Temperature control can be tricky to figure out in the beginning. To increase the temperature slowly, add boiling water to the water bath so it stays 5-10 degrees warmer than the milk temperature. When cooking curds, slow heating is only needed for the first 10-15 minutes. Once the curds have released a good deal of whey, you can heat much faster.

Clean Break in The Curd

How to know when curd is ready to be cut

Poke your finger into the curd at a 45 degree angle, if the curd breaks neatly around your finger, the curd is ready to be cut.

What do I do if the curd is not ready to cut

Wait five minutes, then try again.

Do not wait to cut the curd once it is ready

The curd needs to be cut when it is ready, otherwise it will continue to firm and will not drain the whey properly.

Cutting The Curd

How to cut cheese curds

Here is a details diagram from our book Home Cheese Making

What to use when cutting cheese curds

You can use a Curd Knife, with a blunt end to cut cheese curds. Or, a long bladed knife, but be gentle, so it does not scratch the bottom of the pot.

Why do curds get cut when making cheese

Cutting curds increases the surface area, this allows the curd to properly expell whey. The size of the cut determines how fast and how much whey the curds drain.

Different cheese making recipes call for different sized cuts including 1/4", 1/2", 3/4" and 1" cubes.

Testing Acid and pH

You do not have to check pH oracidity when making cheese

For thousands of years cheese was made without taking any scientific measurements. However, in the past, cheese makers were handed down recipes from previous generations and the same types of cheese were made year after year. Today, it is a little harder to instinctively know what is going on with your milk.

Why it is helpful to measure pH and acidity when making cheese

The cheese making process is largely a matter of acid development.
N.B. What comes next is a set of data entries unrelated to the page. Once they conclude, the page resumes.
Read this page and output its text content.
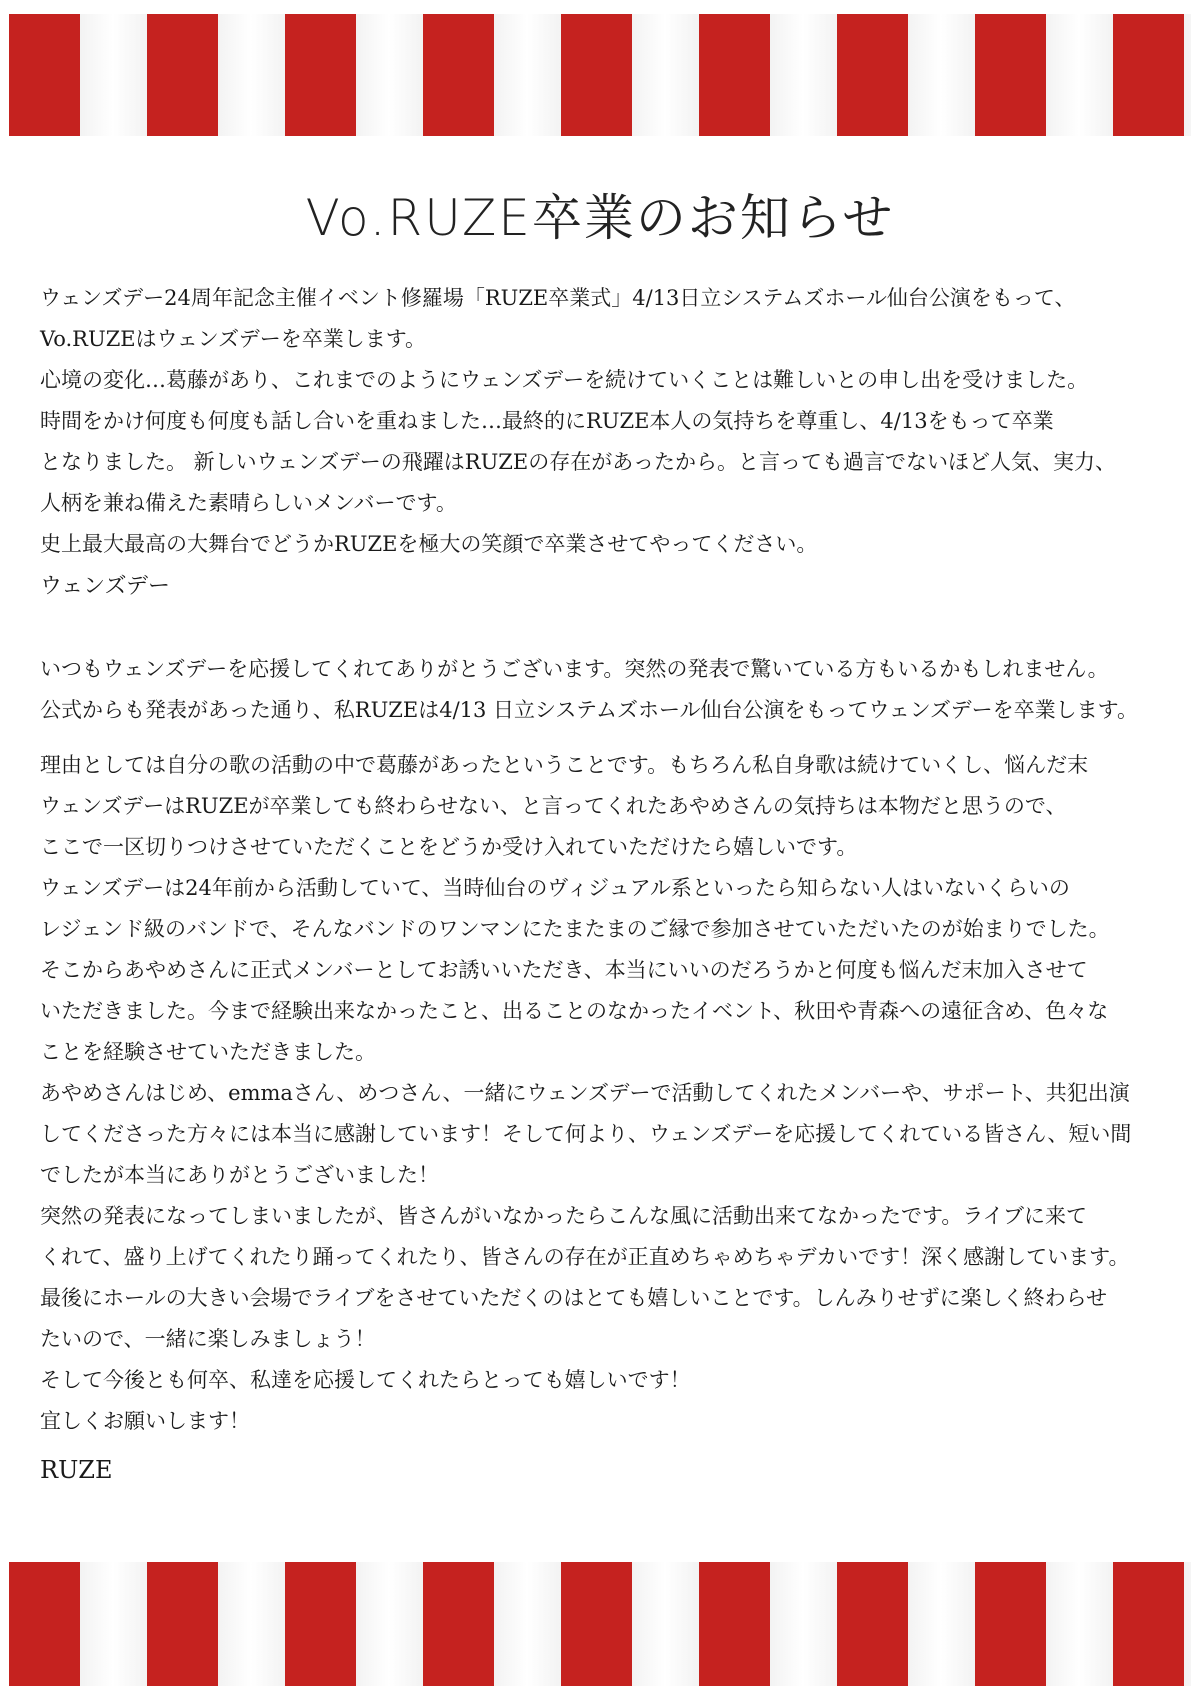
Vo.RUZE卒業のお知らせ

ウェンズデー24周年記念主催イベント修羅場「RUZE卒業式」4/13日立システムズホール仙台公演をもって、

Vo.RUZEはウェンズデーを卒業します。

心境の変化…葛藤があり、これまでのようにウェンズデーを続けていくことは難しいとの申し出を受けました。

時間をかけ何度も何度も話し合いを重ねました…最終的にRUZE本人の気持ちを尊重し、4/13をもって卒業

となりました。 新しいウェンズデーの飛躍はRUZEの存在があったから。と言っても過言でないほど人気、実力、

人柄を兼ね備えた素晴らしいメンバーです。

史上最大最高の大舞台でどうかRUZEを極大の笑顔で卒業させてやってください。

ウェンズデー

いつもウェンズデーを応援してくれてありがとうございます。突然の発表で驚いている方もいるかもしれません。

公式からも発表があった通り、私RUZEは4/13 日立システムズホール仙台公演をもってウェンズデーを卒業します。

理由としては自分の歌の活動の中で葛藤があったということです。もちろん私自身歌は続けていくし、悩んだ末

ウェンズデーはRUZEが卒業しても終わらせない、と言ってくれたあやめさんの気持ちは本物だと思うので、

ここで一区切りつけさせていただくことをどうか受け入れていただけたら嬉しいです。

ウェンズデーは24年前から活動していて、当時仙台のヴィジュアル系といったら知らない人はいないくらいの

レジェンド級のバンドで、そんなバンドのワンマンにたまたまのご縁で参加させていただいたのが始まりでした。

そこからあやめさんに正式メンバーとしてお誘いいただき、本当にいいのだろうかと何度も悩んだ末加入させて

いただきました。今まで経験出来なかったこと、出ることのなかったイベント、秋田や青森への遠征含め、色々な

ことを経験させていただきました。

あやめさんはじめ、emmaさん、めつさん、一緒にウェンズデーで活動してくれたメンバーや、サポート、共犯出演

してくださった方々には本当に感謝しています！そして何より、ウェンズデーを応援してくれている皆さん、短い間

でしたが本当にありがとうございました！

突然の発表になってしまいましたが、皆さんがいなかったらこんな風に活動出来てなかったです。ライブに来て

くれて、盛り上げてくれたり踊ってくれたり、皆さんの存在が正直めちゃめちゃデカいです！深く感謝しています。

最後にホールの大きい会場でライブをさせていただくのはとても嬉しいことです。しんみりせずに楽しく終わらせ

たいので、一緒に楽しみましょう！

そして今後とも何卒、私達を応援してくれたらとっても嬉しいです！

宜しくお願いします！

RUZE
Measuring the initial acid in milk to make sure it has not developed too much acidity and monitoring the rate of acid development during the cheese making process is a good idea.

Most types of cheese have a target acid development profile that defines its style. That is why acid monitoring during the cheese making process can help. This can be done by checking the Titratable Acidity (TA%) or the pH value.

Measuring pH is easier for home cheese making, because it yields results that are consistent from batch to batch.

For more information, check out our article on Acid Testing. The book, American Farmstead Cheese by Paul Kindstedt also goes into detail on acid and pH measurements for different types of cheese.

The best way to test pH and acidity levels when making cheese

pH Strips are far and beyond the easiest way to check pH values when making cheese at home. Another option for testing pH levels is a pH Meter, these can be slightly more accurate than testing strips, but require re-calibration before each use.

For testing titratable acidity, our Acid Testing Kit is a great choice. It is easy to use and includes all of the ingredients and supplies needed to test acidity levels.